On the complexity of the correctness problem for non-zeroness test instruction sequences

TL;DR

This paper investigates the computational complexity of verifying whether simple instruction sequences correctly perform the non-zeroness test on natural numbers, revealing the difficulty of correctness verification in this context.

Contribution

It establishes the time complexity of correctness verification for instruction sequences implementing the non-zeroness test, under various restrictions, for all natural number inputs.

Findings

Correctness verification is computationally complex.

Time complexity varies with sequence restrictions.

Results apply to functions from binary strings to binary outputs.

Abstract

This paper concerns the question to what extent it can be efficiently determined whether an arbitrary program correctly solves a given problem. This question is investigated with programs of a very simple form, namely instruction sequences, and a very simple problem, namely the non-zeroness test on natural numbers.
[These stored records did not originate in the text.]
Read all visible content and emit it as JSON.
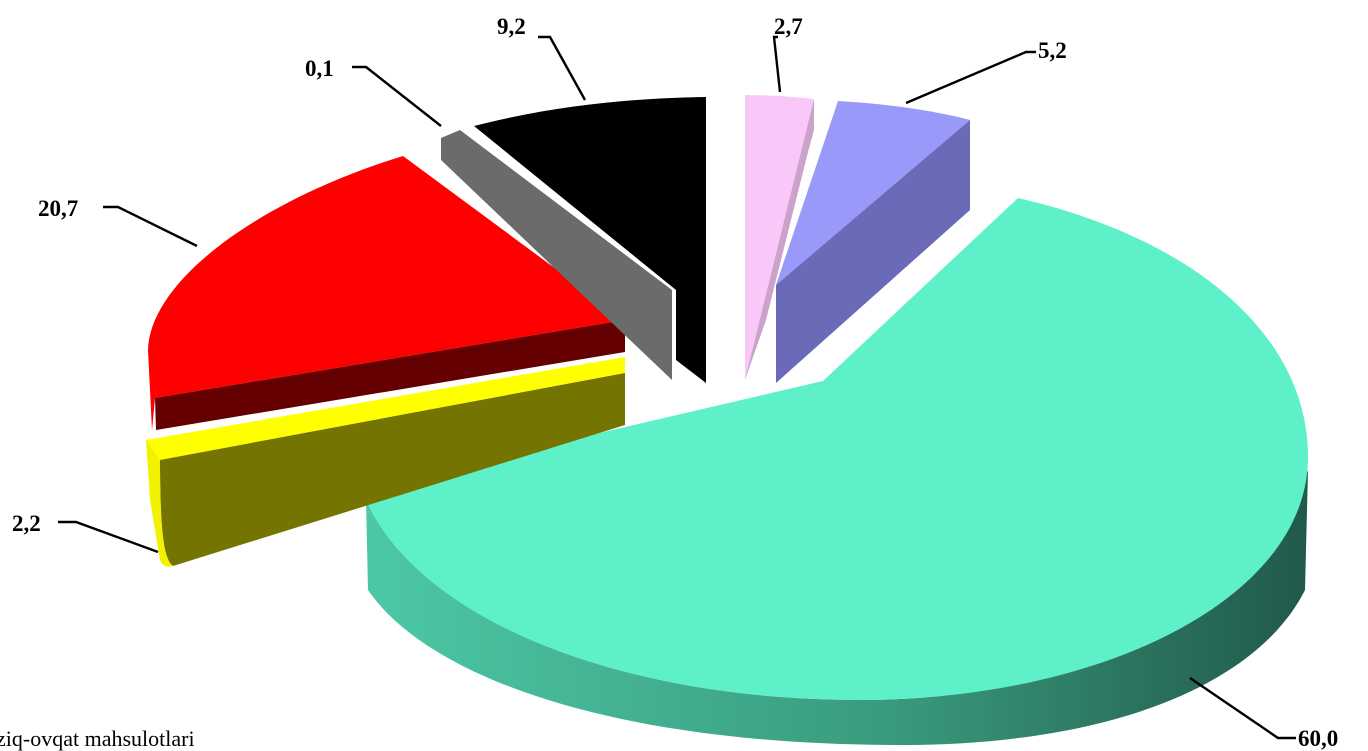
{
  "chart_data": {
    "type": "pie",
    "style": "3d-exploded",
    "slices": [
      {
        "value": 60.0,
        "label": "60,0",
        "color": "#5ef0c8",
        "side_color": "#2b6b54"
      },
      {
        "value": 2.2,
        "label": "2,2",
        "color": "#ffff00",
        "side_color": "#747400"
      },
      {
        "value": 20.7,
        "label": "20,7",
        "color": "#ff0000",
        "side_color": "#640000"
      },
      {
        "value": 0.1,
        "label": "0,1",
        "color": "#6b6b6b",
        "side_color": "#4a4a4a"
      },
      {
        "value": 9.2,
        "label": "9,2",
        "color": "#000000",
        "side_color": "#000000"
      },
      {
        "value": 2.7,
        "label": "2,7",
        "color": "#f9c8f9",
        "side_color": "#caa2ca"
      },
      {
        "value": 5.2,
        "label": "5,2",
        "color": "#9999f9",
        "side_color": "#6a6ab8"
      }
    ],
    "legend": {
      "visible_entry": "ziq-ovqat mahsulotlari",
      "placement": "bottom-left"
    }
  }
}
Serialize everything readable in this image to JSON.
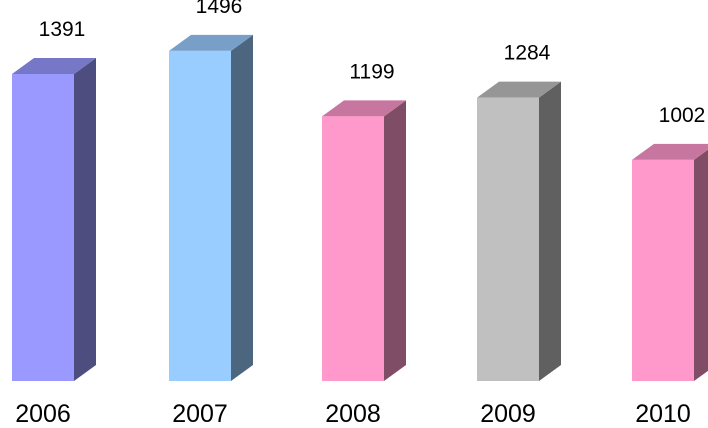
{
  "chart_data": {
    "type": "bar",
    "style": "3d",
    "categories": [
      "2006",
      "2007",
      "2008",
      "2009",
      "2010"
    ],
    "values": [
      1391,
      1496,
      1199,
      1284,
      1002
    ],
    "colors": [
      "#9999ff",
      "#99ccff",
      "#ff99cc",
      "#c0c0c0",
      "#ff99cc"
    ],
    "title": "",
    "xlabel": "",
    "ylabel": "",
    "ylim": [
      0,
      1580
    ],
    "grid": false,
    "legend": "none"
  }
}
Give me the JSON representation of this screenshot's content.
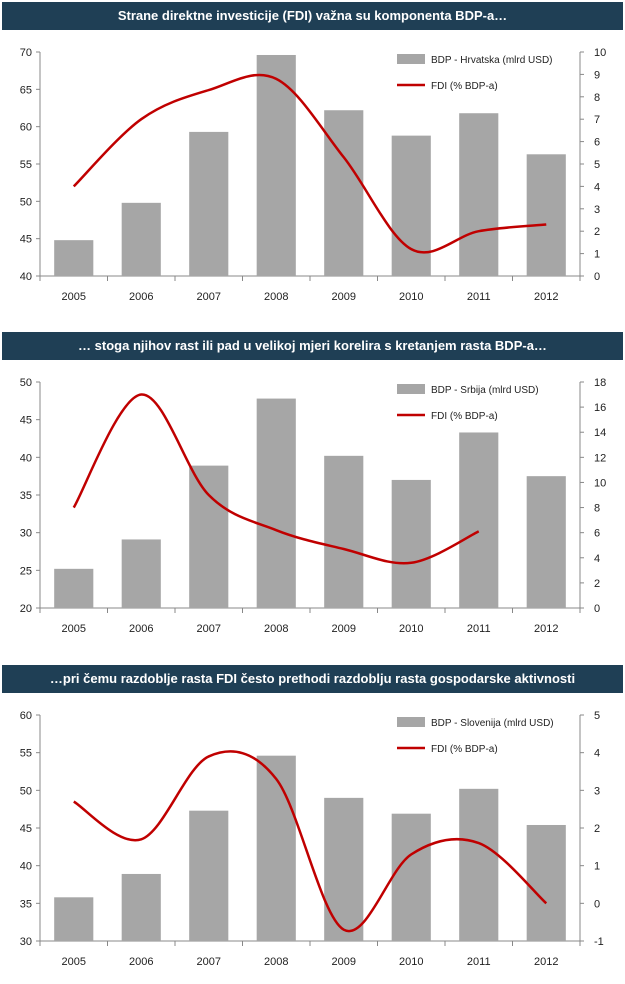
{
  "chart_data": [
    {
      "type": "bar",
      "title": "Strane direktne investicije (FDI) važna su komponenta BDP-a…",
      "categories": [
        "2005",
        "2006",
        "2007",
        "2008",
        "2009",
        "2010",
        "2011",
        "2012"
      ],
      "ylim": [
        40,
        70
      ],
      "yticks": [
        40,
        45,
        50,
        55,
        60,
        65,
        70
      ],
      "y2lim": [
        0,
        10
      ],
      "y2ticks": [
        0,
        1,
        2,
        3,
        4,
        5,
        6,
        7,
        8,
        9,
        10
      ],
      "series": [
        {
          "name": "BDP - Hrvatska (mlrd USD)",
          "type": "bar",
          "axis": "left",
          "values": [
            44.8,
            49.8,
            59.3,
            69.6,
            62.2,
            58.8,
            61.8,
            56.3
          ]
        },
        {
          "name": "FDI (% BDP-a)",
          "type": "line",
          "axis": "right",
          "values": [
            4.0,
            7.0,
            8.3,
            8.8,
            5.3,
            1.2,
            2.0,
            2.3
          ]
        }
      ],
      "legend_position": "top-right",
      "colors": {
        "bar": "#a6a6a6",
        "line": "#c00000"
      }
    },
    {
      "type": "bar",
      "title": "… stoga njihov rast ili pad u velikoj mjeri korelira s kretanjem rasta BDP-a…",
      "categories": [
        "2005",
        "2006",
        "2007",
        "2008",
        "2009",
        "2010",
        "2011",
        "2012"
      ],
      "ylim": [
        20,
        50
      ],
      "yticks": [
        20,
        25,
        30,
        35,
        40,
        45,
        50
      ],
      "y2lim": [
        0,
        18
      ],
      "y2ticks": [
        0,
        2,
        4,
        6,
        8,
        10,
        12,
        14,
        16,
        18
      ],
      "series": [
        {
          "name": "BDP - Srbija (mlrd USD)",
          "type": "bar",
          "axis": "left",
          "values": [
            25.2,
            29.1,
            38.9,
            47.8,
            40.2,
            37.0,
            43.3,
            37.5
          ]
        },
        {
          "name": "FDI (% BDP-a)",
          "type": "line",
          "axis": "right",
          "values": [
            8.0,
            17.0,
            9.0,
            6.2,
            4.7,
            3.6,
            6.1,
            null
          ]
        }
      ],
      "legend_position": "top-right",
      "colors": {
        "bar": "#a6a6a6",
        "line": "#c00000"
      }
    },
    {
      "type": "bar",
      "title": "…pri čemu razdoblje rasta FDI često prethodi razdoblju rasta gospodarske aktivnosti",
      "categories": [
        "2005",
        "2006",
        "2007",
        "2008",
        "2009",
        "2010",
        "2011",
        "2012"
      ],
      "ylim": [
        30,
        60
      ],
      "yticks": [
        30,
        35,
        40,
        45,
        50,
        55,
        60
      ],
      "y2lim": [
        -1,
        5
      ],
      "y2ticks": [
        -1,
        0,
        1,
        2,
        3,
        4,
        5
      ],
      "series": [
        {
          "name": "BDP - Slovenija (mlrd USD)",
          "type": "bar",
          "axis": "left",
          "values": [
            35.8,
            38.9,
            47.3,
            54.6,
            49.0,
            46.9,
            50.2,
            45.4
          ]
        },
        {
          "name": "FDI (% BDP-a)",
          "type": "line",
          "axis": "right",
          "values": [
            2.7,
            1.7,
            3.9,
            3.3,
            -0.7,
            1.3,
            1.6,
            0.0
          ]
        }
      ],
      "legend_position": "top-right",
      "colors": {
        "bar": "#a6a6a6",
        "line": "#c00000"
      }
    }
  ]
}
The instruction sequences concerned are of a kind by which, for each $n > 0$, each function from $\{0,1\}^n$ to $\{0,1\}$ can be computed. The established results include the time complexities of the problem of determining whether an arbitrary instruction sequence correctly implements the restriction to $\{0,1\}^n$ of the function from $\{0,1\}^*$ to $\{0,1\}$ that models the non-zeroness test function, for $n > 0$, under several restrictions on the arbitrary instruction sequence.